No. 1 – Pittsburgh Panthers
- Position: Shooting guard
- Conference: Atlantic Coast Conference

Personal information
- Born: December 20, 2005 (age 20) Philadelphia, Pennsylvania, U.S.
- Listed height: 6 ft 5 in (1.96 m)
- Listed weight: 190 lb (86 kg)

Career information
- High school: Archbishop Wood Catholic (Warminster Township, Pennsylvania)
- College: Miami (Florida) (2024–2025); Alabama (2025–2026); Pittsburgh (2026–present);

Career highlights
- McDonald's All-American (2024); Jordan Brand Classic (2024);

= Jalil Bethea =

American basketball player (born 2005)

Jalil Ali Bethea (born December 20, 2005) is an American college basketball player for the Pittsburgh Panthers of the Atlantic Coast Conference (ACC). He previously played for the Miami Hurricanes and Alabama Crimson Tide.

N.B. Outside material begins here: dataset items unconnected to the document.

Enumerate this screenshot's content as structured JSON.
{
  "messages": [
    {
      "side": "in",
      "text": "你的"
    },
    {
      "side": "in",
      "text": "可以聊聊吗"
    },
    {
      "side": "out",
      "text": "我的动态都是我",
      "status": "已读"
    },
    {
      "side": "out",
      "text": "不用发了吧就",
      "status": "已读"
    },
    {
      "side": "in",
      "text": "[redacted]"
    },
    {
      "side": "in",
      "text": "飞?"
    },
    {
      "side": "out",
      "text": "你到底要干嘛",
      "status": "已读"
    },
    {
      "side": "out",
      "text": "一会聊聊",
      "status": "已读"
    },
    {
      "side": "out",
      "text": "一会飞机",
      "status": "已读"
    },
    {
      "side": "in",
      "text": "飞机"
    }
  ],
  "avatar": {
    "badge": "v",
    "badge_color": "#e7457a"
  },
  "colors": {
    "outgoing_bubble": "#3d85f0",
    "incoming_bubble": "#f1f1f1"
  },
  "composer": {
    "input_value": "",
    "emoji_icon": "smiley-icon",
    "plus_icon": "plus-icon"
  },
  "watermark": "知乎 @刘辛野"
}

==Early life and high school career==
Bethea grew up in Philadelphia, Pennsylvania and attended Archbishop Wood Catholic High School in Warminster Township, Pennsylvania. He averaged 23.2 points, 3.9 assists, and 7.6 rebounds per game and was named the Philadelphia Catholic League MVP as a junior. Bethea posted 22.7 points, seven rebounds and 3.4 assists per game while leading the Vikings to the Class 6A semifinals.
Bethea was selected to play in the 2024 McDonald's All-American Boys Game during his senior year.

===Recruiting===
Bethea was a consensus five-star recruit and one of the top players in the 2024 class, according to major recruiting services. He committed to playing college basketball for Miami (Florida) after considering offers from Kansas and Villanova. Bethea signed a National Letter of Intent to play for the Hurricanes on November 8, 2023.

College recruiting
| Name | Hometown | School | Height | Weight | Commit date |
| Jalil Bethea SG | Philadelphia, PA | Archbishop Wood Catholic (PA) | 6 ft 4 in (1.93 m) | 175 lb (79 kg) | Sep 20, 2023 |
Recruit ratings: Rivals: 247Sports: On3: ESPN: (92)
Overall recruit ranking: Rivals: 7 247Sports: 7 On3: 8 ESPN: 10
Note: In many cases, Scout, Rivals, 247Sports, On3, and ESPN may conflict in their listings of height and weight.; In these cases, the average was taken. ESPN grades are on a 100-point scale.; Sources: "Miami 2024 Basketball Commitments". Rivals. Retrieved May 13, 2025.; "2024 Miami Hurricanes Recruiting Class". ESPN. Retrieved May 13, 2025.; "2024 Team Ranking". Rivals. Retrieved May 13, 2025.;

==College career==
Bethea averaged 7.1 points, 2.1 rebounds, 1.2 assists, and 0.6 steals per game as a freshman at Miami. Following the season, he entered the NCAA transfer portal and ultimately committed to Alabama, choosing the Crimson Tide over Kansas State and NC State. Bethea was hampered by injuries and averaged 3.9 points and 1.7 rebounds per game. He transferred to Pittsburgh after the season.

==Career statistics==

===College===

| Year | Team | GP | GS | MPG | FG% | 3P% | FT% | RPG | APG | SPG | BPG | PPG |
|---|---|---|---|---|---|---|---|---|---|---|---|---|
| 2024–25 | Miami | 31 | 16 | 18.9 | .368 | .326 | .820 | 2.1 | 1.2 | .6 | .1 | 7.1 |

==Personal life==
Bethea is the son of Jacqueline Kamper and Steve Bethea. His father works at Horizon House, and his mother works in Food service at Penn Presbyterian Hospital. He has four siblings.